Comparing Lists of Works Cited with Regular Expressions
My goal was to reduce each list to the minimum information that lets me compare it with the other: the author or authors, date of publication, and a short version of the title. Once I had a list of works cited, I could check the other details of the bibliography in the actual file.
The first step was re-familiarizing myself with the sed
and diff
commands and the regular expression syntax which they use. Teaching examples tend to assume that [A-Za-z] represents ‘all letters.’ Back when I learned this, the assumption that text was in ASCII did not seem so hilarious.
- 5.5 Character Classes and Bracket Expressions https://www.gnu.org/software/sed/manual/html_node/Character-Classes-and-Bracket-Expressions.html (for dealing with real language, which requires enough characters that it is stored in Unicode, not toy language in ASCII)
- 5.7 Back-References and Subexpressions https://www.gnu.org/software/sed/manual/html_node/Back_002dreferences-and-Subexpressions.html#Back_002dreferences-and-Subexpressions (how sed names the parts of a string found by the regular expression)
The next set was creating a small set of entries to test the script on. The final iteration looked like this:
Babelon, Ernest (1893). Catalogue des monnaies grecques de la Bibliothèque Nationale: Les Perses achéménides. Paris: C. Rollin and Feuardent. ark:/12148/bpt6k399051b
Smith, John (1901) Silly Book title. Utopia: Unpressed.
Bichler, R. (forthc.) Herodotus and the perception of the Persian Empire. Some observations from a historical and methodological perspective. In: P. Mack and J. North (eds.), The Afterlife of Herodotus and Thucydides, forthcoming.
Rollinger, R. (2014a). Das teispidisch-achaimenidische Großreich. Ein ‘Imperium’ avant la lettere? In M. Gehler and R. Rollinger (eds.), Imperien in der Weltgeschichte. Epochenübergreifende und globalhistorische Vergleiche 1. Wiesbaden: Harrasowitz, pp. 149–192.
Heller, A. (2010). Das Babylonien der Spätzeit (7.-4. Jh.) in den klassischen und keilschriftlichen Quellen (Oikumene 7). Berlin: Verlag Antike.

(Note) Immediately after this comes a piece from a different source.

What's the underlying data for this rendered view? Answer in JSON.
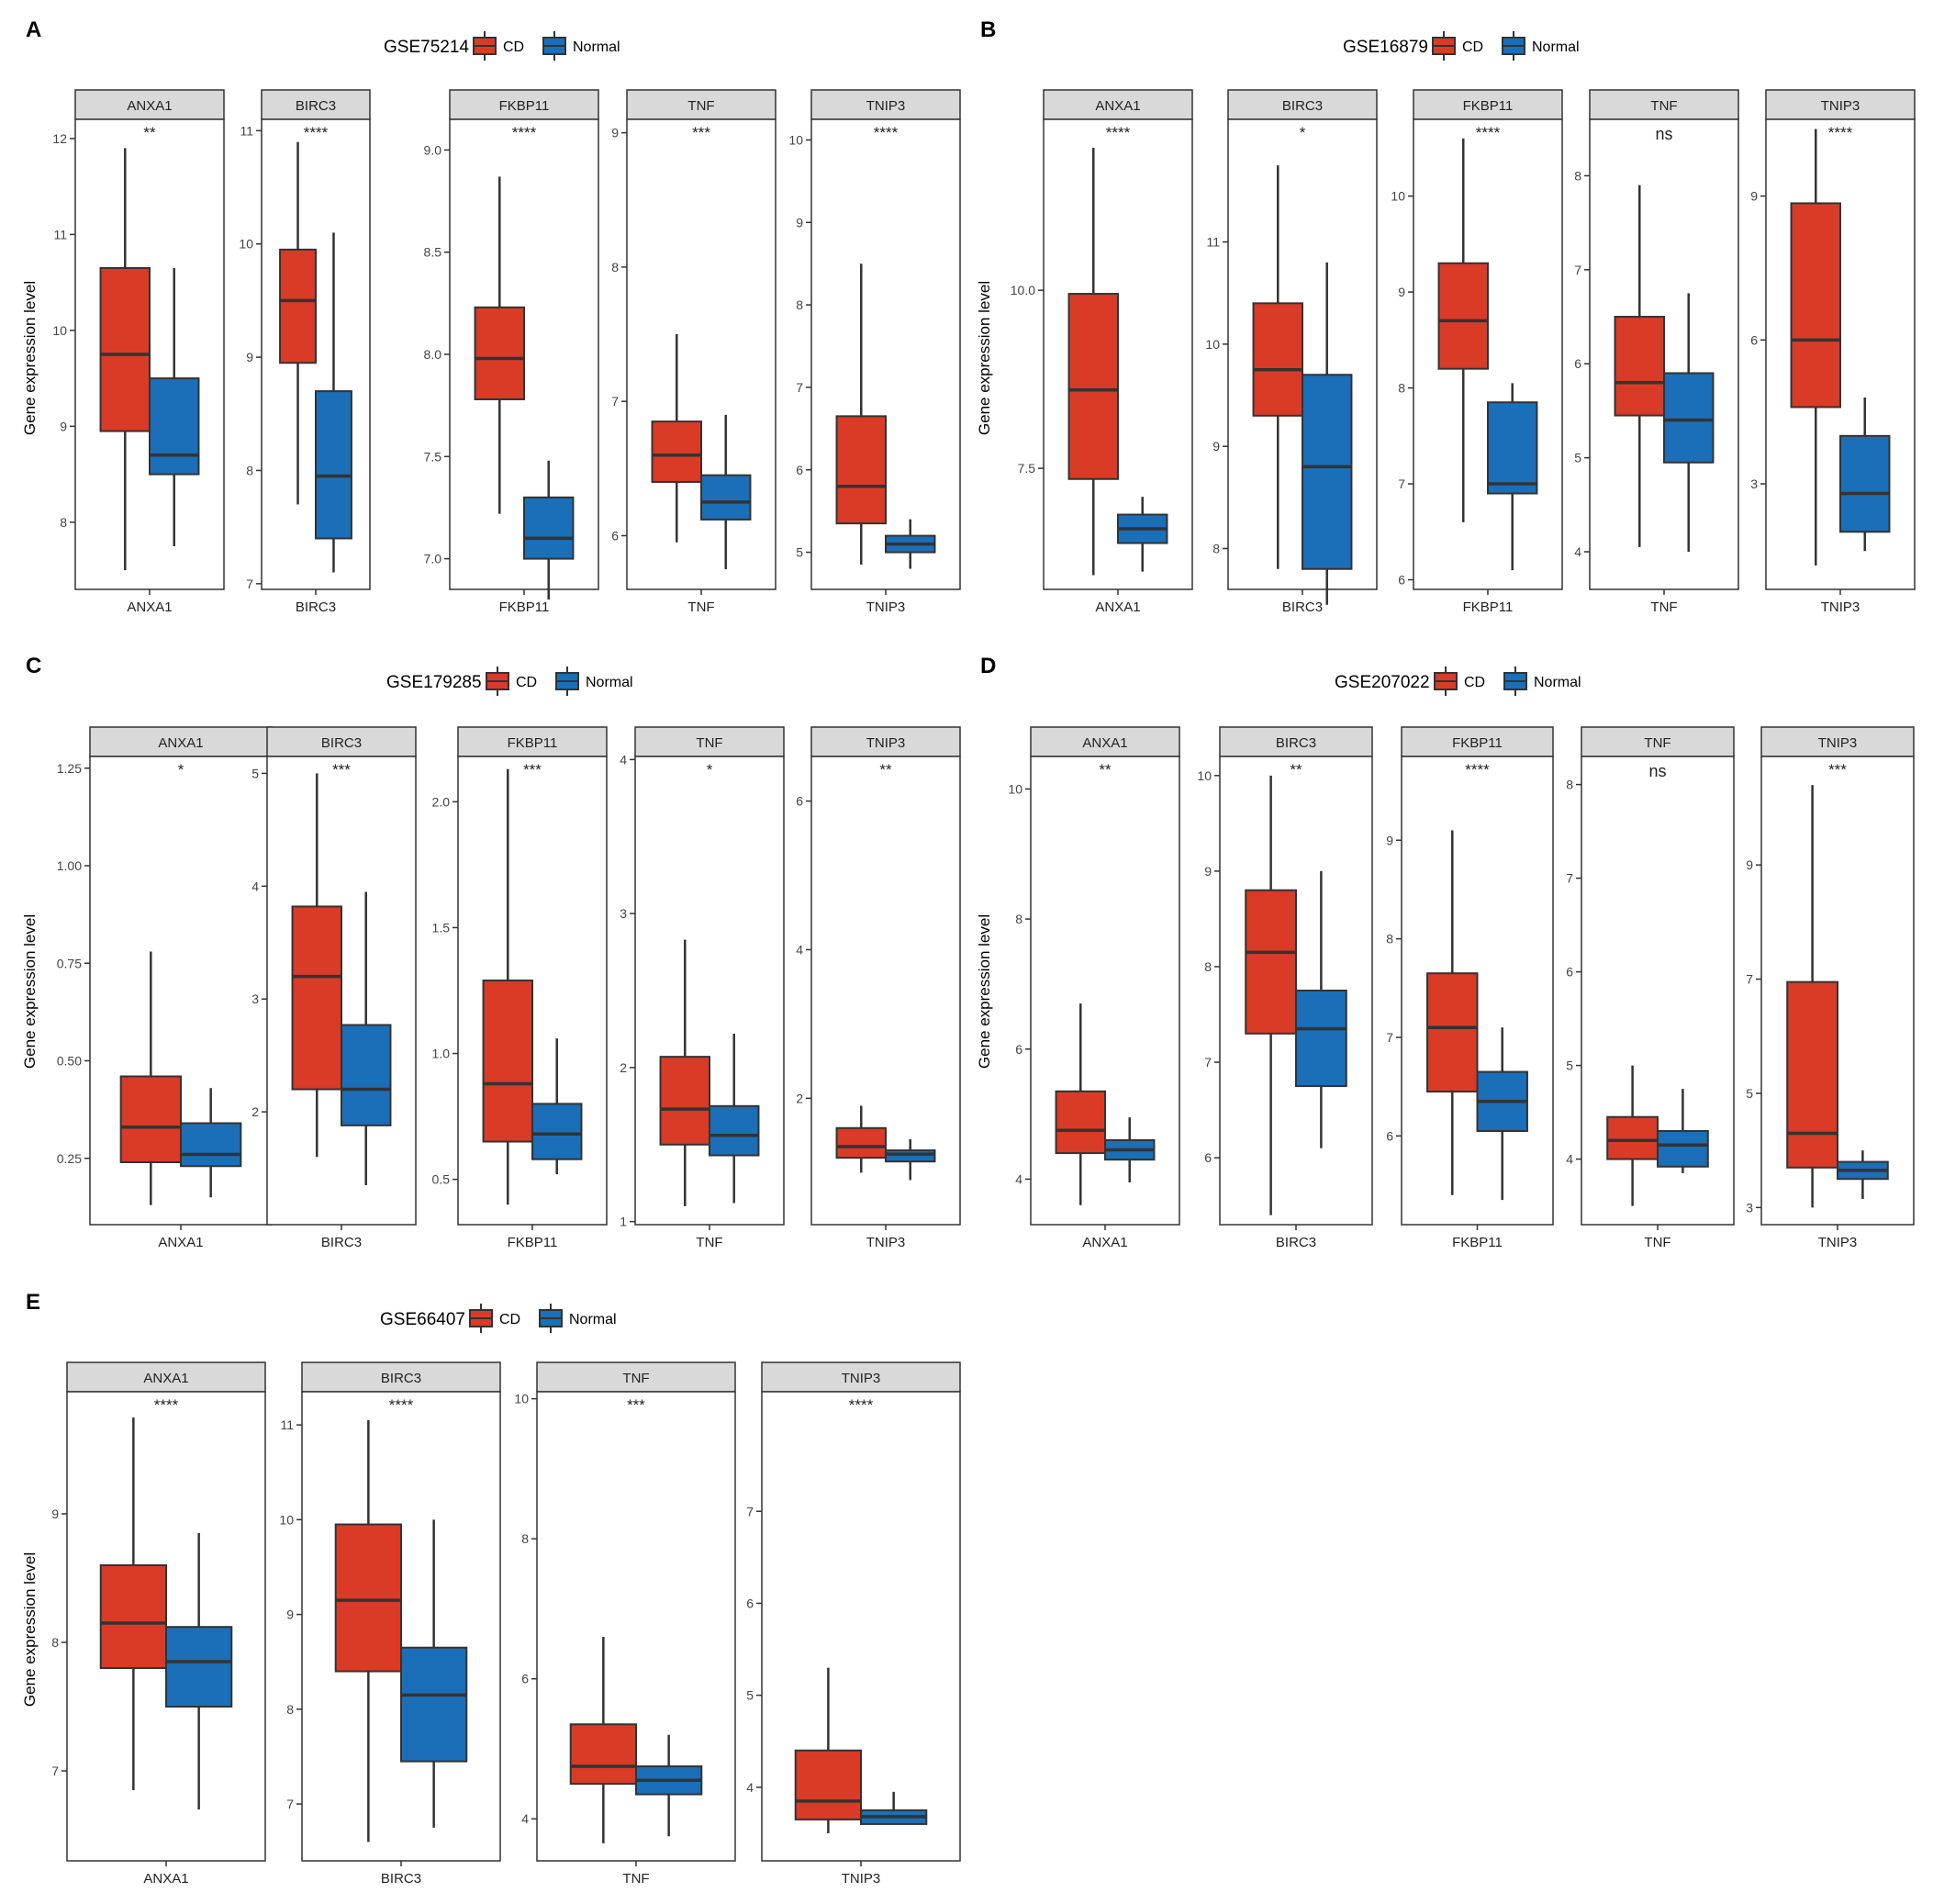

Briant, Pierre (1997b) Bulletin d'Histoire Achéménide (I). Topoi Supplément 1. Recherches récentes sur l'Empire achéménide (Lyon: De Boccard) pp. 5-127 http://www.achemenet.com/dotAsset/e897d215-7e49-440a-8c51-634b0d88f03e.pdf
Sancisci-Weerdenburg, H. and Kuhrt, A. (eds.) (1990). Centre and Periphery: Proceedings of the Groningen 1986 Achaemenid History Workshop (Achaemenid History 4). Leiden: Nederlands Instituut voor het Nabije Oosten.
The third was building up the script step by step until it caught the authors’ names, the date in brackets, and the book title. The version that I ended up using looks like this:
sean@g-plinius-quartus:~$ sed "s/^\(.*(.\{4,8\})[\. ][[:alpha:]|[:blank:]|-|']\+\).*$/\1/" <~/Documents/sampleBibEntry.txt
Babelon, Ernest (1893). Catalogue des monnaies grecques de la Bibliothèque Nationale
Smith, John (1901) Silly Book title
Bichler, R. (forthc.) Herodotus and the perception of the Persian Empire
Rollinger, R. (2014a). Das teispidisch
Heller, A. (2010). Das Babylonien der Spätzeit
Briant, Pierre (1997b) Bulletin d'Histoire Achéménide
Sancisci-Weerdenburg, H. and Kuhrt, A. (eds.) (1990). Centre and Periphery
Click here to see a version with the syntax highlighted!
This script is not perfect: if we expand it to allow date (forthcoming)
(11 characters between the brackets) then it will interpret substrings like (Oikumene 7)
as the date of publication thanks to greedy matching. And if one version of the file says “(1234).” and the other says “(1234)”, or one version says “A, B, and C (1234)” and the other says “A, B and C (1234)” this script will not change that. That made it difficult to compare the results with the diff
command.
But it let me take the files I had, process them so they had just enough information to compare, and pipe the results into two new files.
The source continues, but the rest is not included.